What I Cooked Wednesday – Sausage Potato Hash

Today I am sharing an absolute favorite recipe in our house! I LOVE a good breakfast hash, and this was inspired by a hash I got in Denver at brunch during my cousin’s bachelorette party. I came home raving about it to my husband and figured, heck – I could make this!

Now, this particular hash I got had chorizo! You could have chosen bacon or sausage as well, but chorizo was speaking to me that morning.

We like to have ground sausage on hand, so that is what we used for this particular recipe!

Sausage Potato Hash

  • 1 lb sausage (we used the Bob Evans Original ground sausage) OR chorizo
  • 2 yukon or red potatoes
  • 4 sweet potatoes
  • 2 red bell peppers
  • 1/2 red onion
  • 1 yellow onion
  • MARINADE FOR VEGGIES
  • 4 tbsp of balsamic vinegar
  • 1/4 cup of olive oil
  • 1/2 tbsp of garlic salt
  • 1 tsp of garlic powder
  • 1 tsp of italian seasoning
  • 1/2 tsp salt
  • 1/4 tsp pepper

Preheat oven to 475 degrees

Chop all your veggies like so…

Evenly coat all your veggies with the marinade.

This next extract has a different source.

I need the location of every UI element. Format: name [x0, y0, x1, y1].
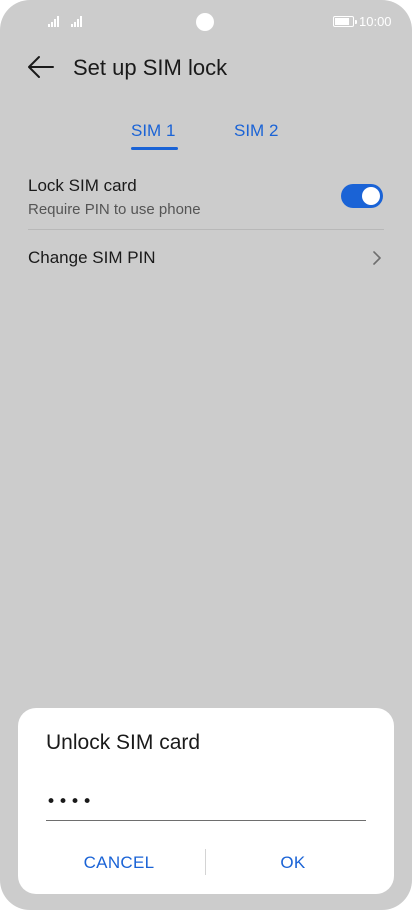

Roast in the oven for 30-40 minutes, stirring every 10 minutes

In a skillet, brown the sausage or chorizo on medium heat. Remove the meat from the skillet and set aside.

Turn the heat to medium high and add the veggies to your skillet. Press down with your spatula to flatten and press into skillet to brown on the first side for 5-6 minutes

Add your meat back to the skillet, mix until combined and spread evenly through your potatoes and peppers

Press down again and brown for another 5-6 minutes

NOTE: at this point you could chop up the whole hash to have smaller bits of yumminess, but I like the bigger cubes!

Remove from skillet, dish out and set aside while we wait for gloriousness…see next part below!

Overeasy Egg

This is the method I use to make my eggs in the skillet – it’s from Alton Brown on Food Network

Directions

  1. Crack the eggs: Crack 2 large eggs into a custard cup.
  2. TIP: Never crack eggs directly into a pan-always crack them into a cup or ramekin. It’s the only way to make sure they cook evenly, and you can pour them into the pan right where you want them.
  3. Heat the pan: Place an 8-inch nonstick skillet over low heat and add 1 tablespoon unsalted butter (don’t dare skimp). Brush the butter around the pan.
  4. Add the eggs: When the butter stops foaming, pour the eggs into the pan, then quickly lift the handle just enough for the eggs to pool slightly on the far side. This will prevent the thin albumin from running out all over the pan.
  5. Flip the eggs: After 10 to 15 seconds, smoothly lower the handle. Wait another 10 seconds, then lightly jiggle the pan just to make sure that nothing is sticking. Season with 1 pinch of kosher salt and 1 grind of black pepper and cook, still over low heat, for 1 to 11/2 minutes.
  6. Jiggle again and examine the whites for opaqueness; when they’re fully set but not hard, it’s time to flip. Here comes the hard part: Flip the eggs by pushing the pan away from you and snapping the far edge upward. As the eggs turn, try to bring the pan up to meet them.
  7. Return the pan to the heat and slowly count to 10. Re-flip the eggs to their original side. (This time it won’t be so difficult.) Slide onto a warmed plate and serve immediately with toast for wiping up all the goodness.
  8. TIP: Never flip the food up and bring the pan down. Try to meet the food with the pan as best as you can, thus preventing a hard-and potentially yolk-busting-landing

Top your hash with the overeasy egg – break the yolk, let it ooze and dive in!